Ey Erdoğan o korkunç bir hataysa, bu nasıl birazcık bile hata olmuyor?

Bütün çıkarları, bütün ayrıcalıkları ve bütün olanakları içenlere neden büyük bir kin duymuyorsun?

Neden bu kine sahip çıkıp kindar nesil değilsin?

Sence bir inanç böyle bir adaletsizliği emredebilir mi?

Bu dümenler dönerken, sen oğluna ya da bakanlarına “dikkat edin” diye fısıldarken, bunu inançlı olmaya sığdırabiliyor musun?

Sessizce fısıldadığın zaman yücelerden duyulmaz mı?

 

*

Tayyip Erdoğan böyleydi.

Böyle yapmak, böyle yürümek vazifesi ona özellikle verildi sanıyordu.

O sadece genel seçimlerde seçilmiş biri olarak görmüyordu kendini, ruhani olarak da seçilmiş olduğunu düşünüyordu.

Seçilmişti, yolu çizilmişti, çağırılmıştı.

O da gelmişti işte.

Kendisinin istenmemesini, çağırılmamasını aklı havsalası almıyordu.

Allah yürü ya kulum da demişti elbette ki.

Oğluna da, bakanlarına da yürü ya kulum denilmişti.

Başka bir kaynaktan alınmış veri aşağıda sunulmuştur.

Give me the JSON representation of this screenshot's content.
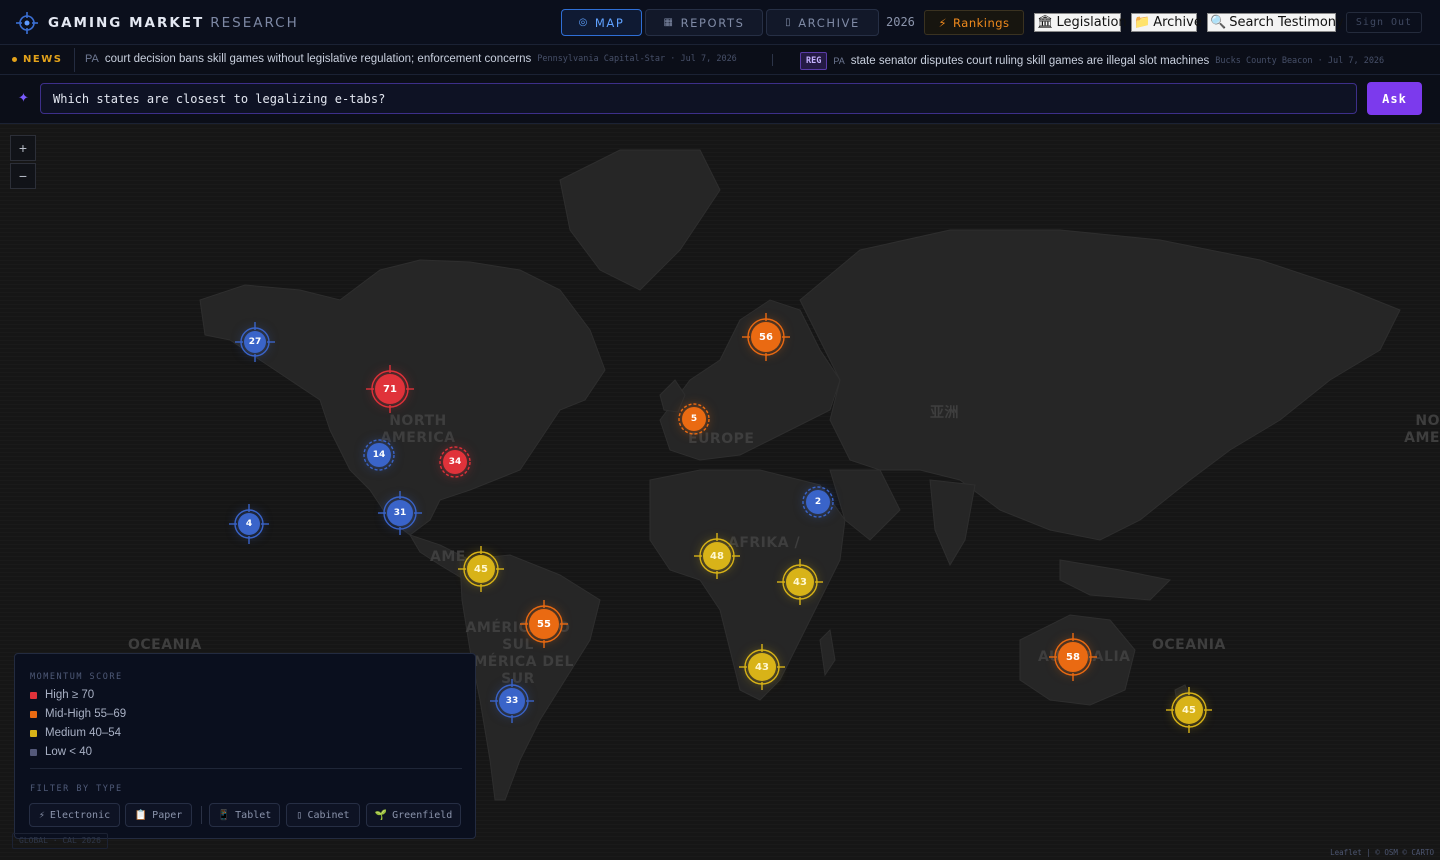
{
  "header": {
    "brand_primary": "GAMING MARKET",
    "brand_secondary": "RESEARCH",
    "nav": [
      {
        "label": "MAP",
        "icon": "◎",
        "active": true
      },
      {
        "label": "REPORTS",
        "icon": "▦",
        "active": false
      },
      {
        "label": "ARCHIVE",
        "icon": "▯",
        "active": false
      }
    ],
    "year": "2026",
    "rankings_label": "Rankings",
    "rankings_icon": "⚡",
    "legislation_label": "Legislation",
    "legislation_icon": "🏛",
    "archive_label": "Archive",
    "archive_icon": "📁",
    "search_testimony_label": "Search Testimony",
    "search_testimony_icon": "🔍",
    "signout_label": "Sign Out"
  },
  "news": {
    "label": "NEWS",
    "items": [
      {
        "state": "PA",
        "headline": "court decision bans skill games without legislative regulation; enforcement concerns",
        "source": "Pennsylvania Capital-Star · Jul 7, 2026"
      },
      {
        "tag": "REG",
        "state": "PA",
        "headline": "state senator disputes court ruling skill games are illegal slot machines",
        "source": "Bucks County Beacon · Jul 7, 2026"
      }
    ]
  },
  "ask": {
    "value": "Which states are closest to legalizing e-tabs?",
    "button_label": "Ask"
  },
  "map": {
    "labels": {
      "north_america": [
        "NORTH",
        "AMERICA"
      ],
      "europe": "EUROPE",
      "asia": "亚洲",
      "africa": "AFRIKA /",
      "south_america_partial": "AME",
      "south_america": [
        "AMÉRICA DO SUL",
        "AMÉRICA DEL SUR"
      ],
      "oceania_left": "OCEANIA",
      "oceania_right": "OCEANIA",
      "australia": "AUSTRALIA",
      "edge_right": [
        "NO",
        "AME"
      ]
    },
    "markers": [
      {
        "value": "27",
        "level": "low"
      },
      {
        "value": "71",
        "level": "high"
      },
      {
        "value": "14",
        "level": "low",
        "dashed": true
      },
      {
        "value": "34",
        "level": "high",
        "dashed": true
      },
      {
        "value": "4",
        "level": "low"
      },
      {
        "value": "31",
        "level": "low"
      },
      {
        "value": "45",
        "level": "medium"
      },
      {
        "value": "55",
        "level": "midhigh"
      },
      {
        "value": "33",
        "level": "low"
      },
      {
        "value": "56",
        "level": "midhigh"
      },
      {
        "value": "5",
        "level": "midhigh",
        "dashed": true
      },
      {
        "value": "2",
        "level": "low",
        "dashed": true
      },
      {
        "value": "48",
        "level": "medium"
      },
      {
        "value": "43",
        "level": "medium"
      },
      {
        "value": "43",
        "level": "medium"
      },
      {
        "value": "58",
        "level": "midhigh"
      },
      {
        "value": "45",
        "level": "medium"
      }
    ],
    "colors": {
      "high": "#e0323a",
      "midhigh": "#ea6a12",
      "medium": "#d8b318",
      "low": "#3a64c9"
    },
    "attribution": "Leaflet | © OSM © CARTO"
  },
  "legend": {
    "title": "MOMENTUM SCORE",
    "rows": [
      {
        "label": "High ≥ 70",
        "color": "#e0323a"
      },
      {
        "label": "Mid-High 55–69",
        "color": "#ea6a12"
      },
      {
        "label": "Medium 40–54",
        "color": "#d8b318"
      },
      {
        "label": "Low < 40",
        "color": "#54597a"
      }
    ],
    "filter_title": "FILTER BY TYPE",
    "filters": [
      {
        "label": "Electronic",
        "icon": "⚡"
      },
      {
        "label": "Paper",
        "icon": "📋"
      },
      {
        "label": "Tablet",
        "icon": "📱"
      },
      {
        "label": "Cabinet",
        "icon": "▯"
      },
      {
        "label": "Greenfield",
        "icon": "🌱"
      }
    ]
  },
  "footer_tag": "GLOBAL · CAL 2026"
}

Buna kim karışabilirdi. Allah’la kulun arasına kimse giremezdi. İşte bu tür konularda son derece laikti Tayyip Erdoğan.

Kıskançtı işte herkes kıskançtı, herkes onu kıskanıyordu.

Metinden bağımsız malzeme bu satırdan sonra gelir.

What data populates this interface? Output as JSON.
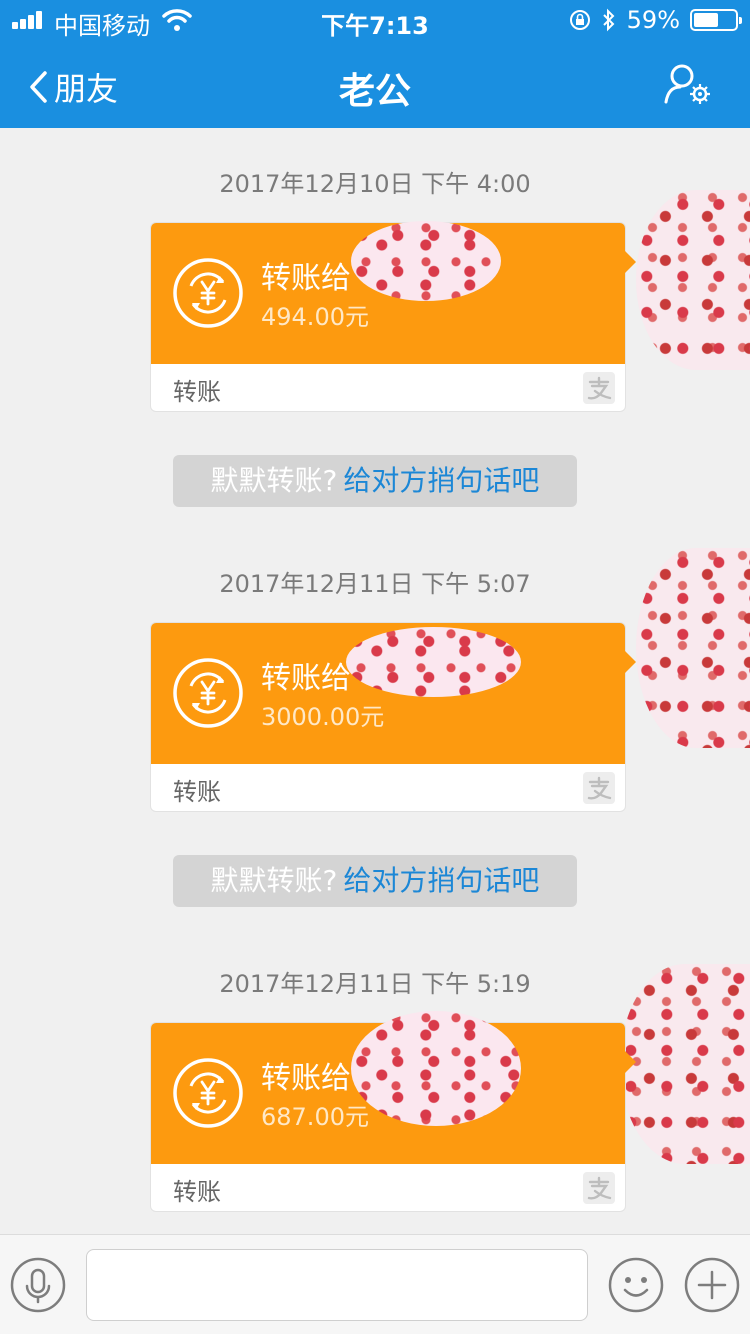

Boy desen boy, soy desen soy.

Onun trajedisi sadece sandıkta seçilmiş olduğu kabul etmemesiydi.

 

*

Sandıkta değil de ruhani olarak seçilmiş olduğunu düşünme eğilimi insanda kötü sonuçlar yaratabilir. Erdoğan, çok uhrevi bir konuma sahip olduğunu düşünüyor kendisinin. Bu konumu kaybetmemek üzere Ergenekoncular’la işbirliği yapmaya başlamış durumda.

Ergenekoncular’ı aklayarak ayakta kalmaya çalışacak.

Aklayarak AK Parti’yi koruyacak.

Kazan-kazan döneminin bekası için, aklan-aklan dönemi sahne alıyor.